Per far sopravvivere Alitalia, il nuovo piano industriale messo a punto dall’amministratore delegato Gabriele Del Torchio prevederebbe risparmi per 250 milioni di euro e una nuova «cura dimagrante» del personale, con incentivi all’uscita, cassa integrazione e il mancato rinnovo di almeno un migliaio di contratti a termine. Il condizionale è d’obbligo, visto che sulla compagnia va avanti da giorni un drammatico balletto di numeri. Alla vigilia del cda spostato a domani, l’unica certezza è l’odierna convocazione dei segretari di Cgil, Cisl, Uil e Ugl al ministero dei trasporti. Nel faccia a faccia fra Maurizio Lupi e i sindacati, saranno con tutta probabilità messi nero su bianco sia il business plan che i nuovi scenari societari. Da Parigi rimbalza infatti la notizia che Air France-Klm, a oggi principale azionista di Alitalia con il 25%, non intende sottoscrivere la sua quota nell’aumento di capitale da 300 milioni, deciso il mese scorso per evitare il collasso della compagnia.

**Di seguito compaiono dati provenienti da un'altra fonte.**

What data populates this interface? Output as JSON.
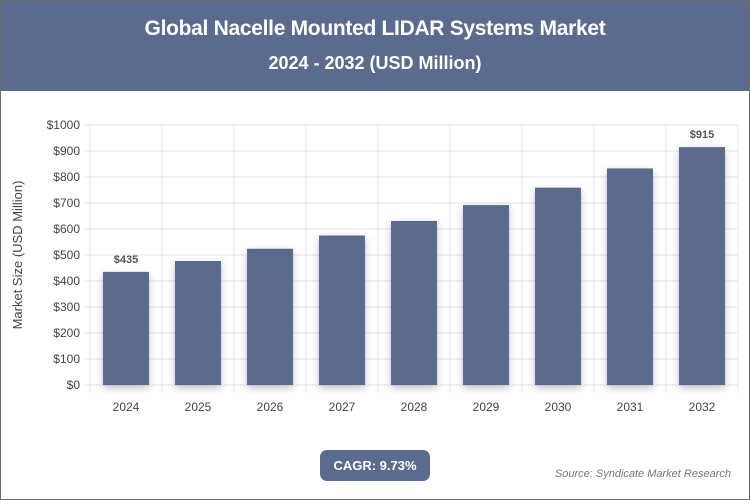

Dato che più volte il gruppo franco-olandese ha ribadito come sia necessario un piano lacrime e sangue per dare l’ok all’aumento di capitale, la sua uscita di scena potrebbe essere letta come un tentativo del governo italiano, neo socio di Alitalia tramite le Poste, di ridurre al minimo gli effetti sociali della ristrutturazione. Per certo Federico Ghizzoni, ad di Unicredit già intervenuta a garanzia dell’aumento di capitale, ieri sera si è detto convinto che l’obiettivo sarà raggiunto. «Se Air France rimane, bene – ha spiegato – altrimenti Alitalia e il governo saranno liberi di guardare altre soluzioni. Alitalia non è un’azienda che in prospettiva ha poco valore. Credo possa essere un partner interessante per tanti altri vettori nel settore». Fra i quali potrebbero esserci, secondo una delle tante indiscrezioni che stanno circolando in questi giorni, anche la russa Aeroflot oppure Air China.

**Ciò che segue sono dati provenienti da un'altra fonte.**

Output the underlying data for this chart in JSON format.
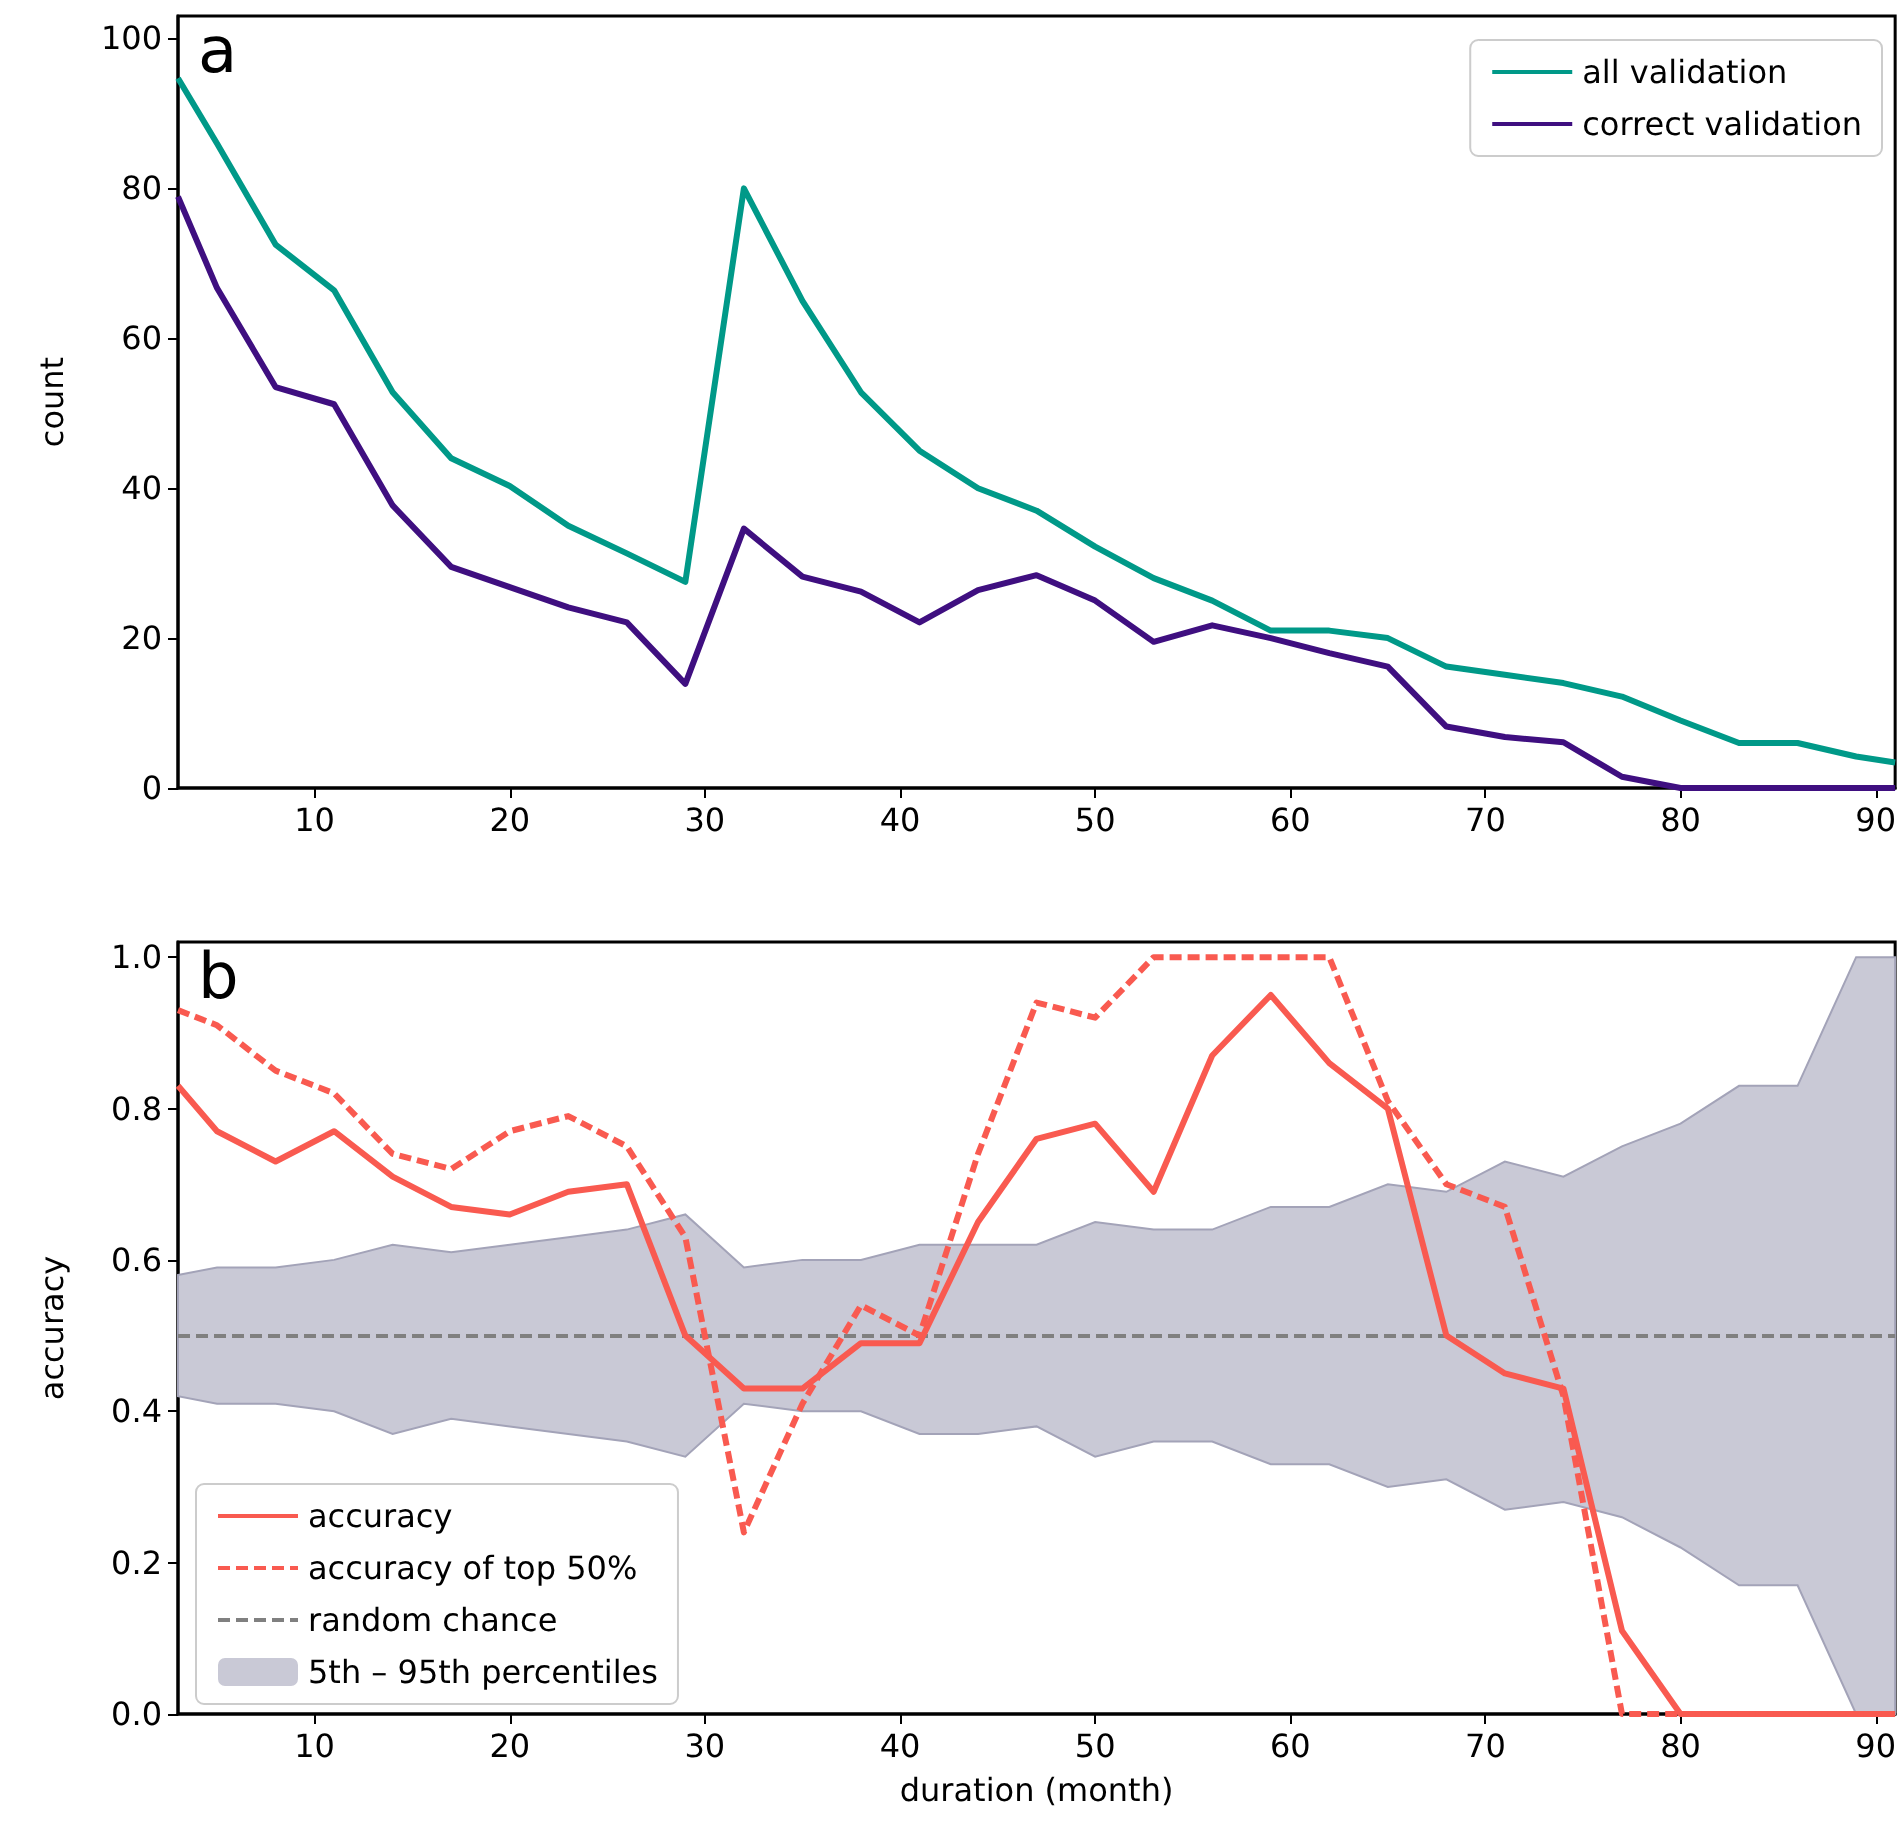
{
  "chart_data": [
    {
      "type": "line",
      "title": "a",
      "ylabel": "count",
      "xlim": [
        3,
        91
      ],
      "xticks": [
        10,
        20,
        30,
        40,
        50,
        60,
        70,
        80,
        90
      ],
      "ylim": [
        0,
        103
      ],
      "yticks": [
        0,
        20,
        40,
        60,
        80,
        100
      ],
      "legend": "top right",
      "grid": false,
      "x": [
        3,
        5,
        8,
        11,
        14,
        17,
        20,
        23,
        26,
        29,
        32,
        35,
        38,
        41,
        44,
        47,
        50,
        53,
        56,
        59,
        62,
        65,
        68,
        71,
        74,
        77,
        80,
        83,
        86,
        89,
        91
      ],
      "series": [
        {
          "name": "all validation",
          "color": "#009988",
          "values": [
            94.7,
            86,
            72.5,
            66.4,
            52.8,
            44,
            40.3,
            35,
            31.3,
            27.5,
            80,
            65,
            52.8,
            45,
            40,
            37,
            32.2,
            28,
            25,
            21,
            21,
            20,
            16.2,
            15.1,
            14,
            12.2,
            9,
            6,
            6,
            4.2,
            3.4
          ]
        },
        {
          "name": "correct validation",
          "color": "#3f0f80",
          "values": [
            78.9,
            66.7,
            53.5,
            51.2,
            37.7,
            29.5,
            26.8,
            24.1,
            22.1,
            13.9,
            34.6,
            28.2,
            26.2,
            22.1,
            26.4,
            28.4,
            25,
            19.5,
            21.7,
            20,
            18,
            16.2,
            8.2,
            6.8,
            6.1,
            1.5,
            0,
            0,
            0,
            0,
            0
          ]
        }
      ]
    },
    {
      "type": "line",
      "title": "b",
      "xlabel": "duration (month)",
      "ylabel": "accuracy",
      "xlim": [
        3,
        91
      ],
      "xticks": [
        10,
        20,
        30,
        40,
        50,
        60,
        70,
        80,
        90
      ],
      "ylim": [
        0,
        1.02
      ],
      "yticks": [
        {
          "value": 0,
          "label": "0.0"
        },
        0.2,
        0.4,
        0.6,
        0.8,
        {
          "value": 1,
          "label": "1.0"
        }
      ],
      "legend": "bottom left",
      "grid": false,
      "x": [
        3,
        5,
        8,
        11,
        14,
        17,
        20,
        23,
        26,
        29,
        32,
        35,
        38,
        41,
        44,
        47,
        50,
        53,
        56,
        59,
        62,
        65,
        68,
        71,
        74,
        77,
        80,
        83,
        86,
        89,
        91
      ],
      "series": [
        {
          "name": "accuracy",
          "color": "#f95a50",
          "line_style": "solid",
          "values": [
            0.83,
            0.77,
            0.73,
            0.77,
            0.71,
            0.67,
            0.66,
            0.69,
            0.7,
            0.5,
            0.43,
            0.43,
            0.49,
            0.49,
            0.65,
            0.76,
            0.78,
            0.69,
            0.87,
            0.95,
            0.86,
            0.8,
            0.5,
            0.45,
            0.43,
            0.11,
            0,
            0,
            0,
            0,
            0
          ]
        },
        {
          "name": "accuracy of top 50%",
          "color": "#f95a50",
          "line_style": "dashed",
          "values": [
            0.93,
            0.91,
            0.85,
            0.82,
            0.74,
            0.72,
            0.77,
            0.79,
            0.75,
            0.63,
            0.24,
            0.41,
            0.54,
            0.5,
            0.74,
            0.94,
            0.92,
            1,
            1,
            1,
            1,
            0.81,
            0.7,
            0.67,
            0.42,
            0,
            0,
            0,
            0,
            0,
            0
          ]
        },
        {
          "name": "5th – 95th percentiles",
          "type": "area",
          "color": "#c9c9d6",
          "values": [
            null,
            null,
            null,
            null,
            null,
            null,
            null,
            null,
            null,
            null,
            null,
            null,
            null,
            null,
            null,
            null,
            null,
            null,
            null,
            null,
            null,
            null,
            null,
            null,
            null,
            null,
            null,
            null,
            null,
            null,
            null
          ],
          "lower": [
            0.42,
            0.41,
            0.41,
            0.4,
            0.37,
            0.39,
            0.38,
            0.37,
            0.36,
            0.34,
            0.41,
            0.4,
            0.4,
            0.37,
            0.37,
            0.38,
            0.34,
            0.36,
            0.36,
            0.33,
            0.33,
            0.3,
            0.31,
            0.27,
            0.28,
            0.26,
            0.22,
            0.17,
            0.17,
            0,
            0
          ],
          "upper": [
            0.58,
            0.59,
            0.59,
            0.6,
            0.62,
            0.61,
            0.62,
            0.63,
            0.64,
            0.66,
            0.59,
            0.6,
            0.6,
            0.62,
            0.62,
            0.62,
            0.65,
            0.64,
            0.64,
            0.67,
            0.67,
            0.7,
            0.69,
            0.73,
            0.71,
            0.75,
            0.78,
            0.83,
            0.83,
            1,
            1
          ]
        }
      ],
      "ref_lines": [
        {
          "axis": "y",
          "value": 0.5,
          "label": "random chance",
          "color": "#808080",
          "line_style": "dashed"
        }
      ]
    }
  ]
}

Per certo, di fronte alle ipotesi su possibili tagli di personale e sforbiciate del 20% agli stipendi, sul fronte sindacale c’è massima allerta. Le federazioni di categoria dei trasporti hanno messo in chiaro di essere indisponibili a discutere di nuovi esuberi fra i 15 mila attuali addetti di Alitalia, dopo aver subito 5 anni fa l’uscita dall’azienda di altre migliaia di lavoratori. Sull’argomento ieri è intervenuto il ministro dello Sviluppo Flavio Zanonato, che ha osservato: «Stiamo aspettando le decisioni della compagnia, noi abbiamo fatto un grande investimento su un’azienda importantissima per l’Italia. Adesso la compagnia deve dirci che intenzioni ha e chiudere con un piano industriale convincente. Se ci fossero esuberi, li giudicherei un grosso problema che bisogna risolvere».

Sul piano industriale dell’ad Del Torchio, le anticipazioni rilevano che dovrebbe consentire ad Alitalia di riorganizzarsi evitando di bruciare la liquidità che arriverà con la ricapitalizzazione. Una delle ipotesi è che il nuovo piano preveda la messa a terra di 10 aerei di medio raggio, con la conseguente cig per un migliaio di lavoratori. In ponte ci sarebbe anche una riconfigurazione delle rotte, puntando su quelle intercontinentali e internazionali. Invece sul fronte della ricapitalizzazione di 300 milioni, al momento i numeri dicono che le adesioni sono per 71 milioni (Intesa San Paolo 26 milioni, Atlantia 26 milioni, Immsi 13 milioni e Maccagnani 6 milioni), cui vanno aggiunti altri 100 milioni versati da Intesa San Paolo e Unicredit. La soglia minima da raggiungere per considerare valido l’aumento è di 240 milioni, e Poste dovrebbe sottoscrivere 75 milioni di inoptato.